One-command deployment to any Node.js host. Vercel, Railway, Fly.io, or your own infrastructure

Rendi + Mastra AI Use Cases

Practical scenarios where Mastra AI combined with the Rendi MCP Server delivers measurable value.

01

Automated workflows: build multi-step agents that query Rendi, process results, and trigger downstream actions in a typed pipeline

02

SaaS integrations: embed Rendi as a first-class tool in your product's AI features with Mastra's clean agent API

03

Background jobs: schedule Mastra agents to query Rendi on a cron and store results in your database automatically

04

Multi-agent systems: create specialist agents that collaborate using Rendi tools alongside other MCP servers

Example Prompts for Rendi in Mastra AI

Ready-to-use prompts you can give your Mastra AI agent to start working with Rendi immediately.

01

"Analyze this media file for technical metadata: https://example.com/video.mp4"

02

"Convert this MP4 video to WebM format with H265 encoding and reduce the file size by 50%."

03

"Analyze the media properties of the uploaded video file and show me all codec and stream details."
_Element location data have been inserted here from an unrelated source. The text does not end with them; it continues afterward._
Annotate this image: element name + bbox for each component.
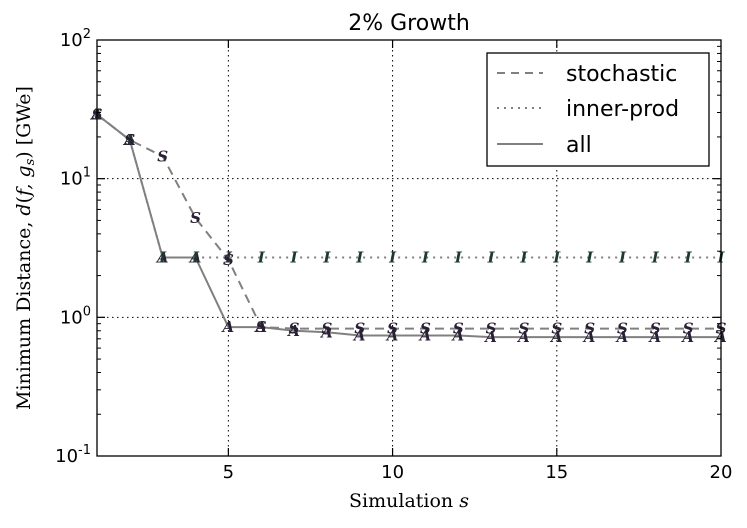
marker-stochastic: S bbox=[584, 320, 595, 338]
marker-inner-prod: I bbox=[585, 249, 594, 267]
marker-inner-prod: I bbox=[618, 249, 627, 267]
x-tick-label: 15 bbox=[545, 462, 568, 483]
marker-stochastic: S bbox=[453, 320, 464, 338]
marker-all: A bbox=[155, 249, 169, 267]
series-line-inner-prod bbox=[96, 113, 721, 259]
marker-all: A bbox=[89, 106, 103, 124]
marker-inner-prod: I bbox=[388, 249, 397, 267]
tick-labels: 5 10 15 20 10-1 100 101 102 bbox=[55, 27, 732, 483]
y-axis-label: Minimum Distance, d(f, gs) [GWe] bbox=[13, 86, 38, 410]
marker-all: A bbox=[221, 318, 235, 336]
marker-inner-prod: I bbox=[519, 249, 528, 267]
marker-inner-prod: I bbox=[651, 249, 660, 267]
marker-stochastic: S bbox=[190, 209, 201, 227]
marker-stochastic: S bbox=[420, 320, 431, 338]
x-axis-label: Simulation s bbox=[349, 490, 469, 512]
marker-inner-prod: I bbox=[257, 249, 266, 267]
marker-stochastic: S bbox=[321, 320, 332, 338]
x-tick-label: 5 bbox=[223, 462, 234, 483]
marker-stochastic: S bbox=[223, 251, 234, 269]
marker-inner-prod: I bbox=[322, 249, 331, 267]
marker-all: A bbox=[549, 328, 563, 346]
marker-inner-prod: I bbox=[158, 249, 167, 267]
chart-title: 2% Growth bbox=[348, 11, 470, 36]
marker-all: A bbox=[352, 326, 366, 344]
marker-inner-prod: I bbox=[290, 249, 299, 267]
series-line-all bbox=[96, 113, 721, 339]
legend-label-stochastic: stochastic bbox=[566, 62, 677, 87]
marker-all: A bbox=[647, 328, 661, 346]
marker-inner-prod: I bbox=[191, 249, 200, 267]
marker-all: A bbox=[516, 328, 530, 346]
marker-inner-prod: I bbox=[421, 249, 430, 267]
legend-label-inner-prod: inner-prod bbox=[566, 97, 679, 122]
marker-inner-prod: I bbox=[552, 249, 561, 267]
legend-box bbox=[486, 52, 710, 167]
marker-stochastic: S bbox=[354, 320, 365, 338]
marker-stochastic: S bbox=[157, 147, 168, 165]
marker-all: A bbox=[615, 328, 629, 346]
marker-all: A bbox=[713, 328, 727, 346]
y-tick-label: 100 bbox=[60, 304, 91, 328]
marker-all: A bbox=[582, 328, 596, 346]
legend: stochastic inner-prod all bbox=[486, 52, 710, 167]
axis-ticks bbox=[97, 39, 721, 457]
marker-stochastic: S bbox=[387, 320, 398, 338]
marker-stochastic: S bbox=[683, 320, 694, 338]
svg-text:Minimum Distance, d(f, gs) [GW: Minimum Distance, d(f, gs) [GWe] bbox=[13, 86, 38, 410]
series-line-stochastic bbox=[96, 113, 721, 330]
y-tick-label: 10-1 bbox=[55, 443, 91, 467]
marker-all: A bbox=[418, 326, 432, 344]
marker-inner-prod: I bbox=[125, 131, 134, 149]
marker-stochastic: S bbox=[289, 320, 300, 338]
marker-all: A bbox=[122, 131, 136, 149]
marker-inner-prod: I bbox=[684, 249, 693, 267]
marker-inner-prod: I bbox=[224, 249, 233, 267]
marker-stochastic: S bbox=[256, 318, 267, 336]
legend-label-all: all bbox=[566, 133, 592, 158]
marker-all: A bbox=[483, 328, 497, 346]
marker-stochastic: S bbox=[486, 320, 497, 338]
marker-stochastic: S bbox=[124, 131, 135, 149]
plot-frame bbox=[96, 39, 722, 457]
x-tick-label: 20 bbox=[710, 462, 733, 483]
marker-all: A bbox=[385, 326, 399, 344]
marker-inner-prod: I bbox=[487, 249, 496, 267]
marker-all: A bbox=[319, 323, 333, 341]
marker-stochastic: S bbox=[551, 320, 562, 338]
x-tick-label: 10 bbox=[381, 462, 404, 483]
marker-inner-prod: I bbox=[454, 249, 463, 267]
marker-inner-prod: I bbox=[355, 249, 364, 267]
marker-all: A bbox=[680, 328, 694, 346]
marker-all: A bbox=[253, 318, 267, 336]
marker-stochastic: S bbox=[519, 320, 530, 338]
marker-stochastic: S bbox=[617, 320, 628, 338]
marker-stochastic: S bbox=[650, 320, 661, 338]
marker-all: A bbox=[188, 249, 202, 267]
marker-all: A bbox=[450, 326, 464, 344]
series-lines bbox=[96, 113, 721, 339]
y-tick-label: 101 bbox=[60, 166, 91, 190]
svg-text:Simulation s: Simulation s bbox=[349, 490, 469, 512]
marker-all: A bbox=[286, 322, 300, 340]
grid-lines bbox=[97, 40, 721, 456]
y-tick-label: 102 bbox=[60, 27, 91, 51]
Troubleshooting Rendi MCP Server with Mastra AI

Common issues when connecting Rendi to Mastra AI through the Vinkius, and how to resolve them.

01

createMCPClient not exported

Install: npm install @mastra/mcp

Rendi + Mastra AI FAQ

Common questions about integrating Rendi MCP Server with Mastra AI.

01

How does Mastra AI connect to MCP servers?

Create an MCPClient with the server URL and pass it to your agent. Mastra discovers all tools and makes them available with full TypeScript types.
02

Can Mastra agents use tools from multiple servers?

Yes. Pass multiple MCP clients to the agent constructor. Mastra merges all tool schemas and the agent can call any tool from any server.
03

Does Mastra support workflow orchestration?

Yes. Mastra has a built-in workflow engine that lets you chain MCP tool calls with branching logic, error handling, and parallel execution.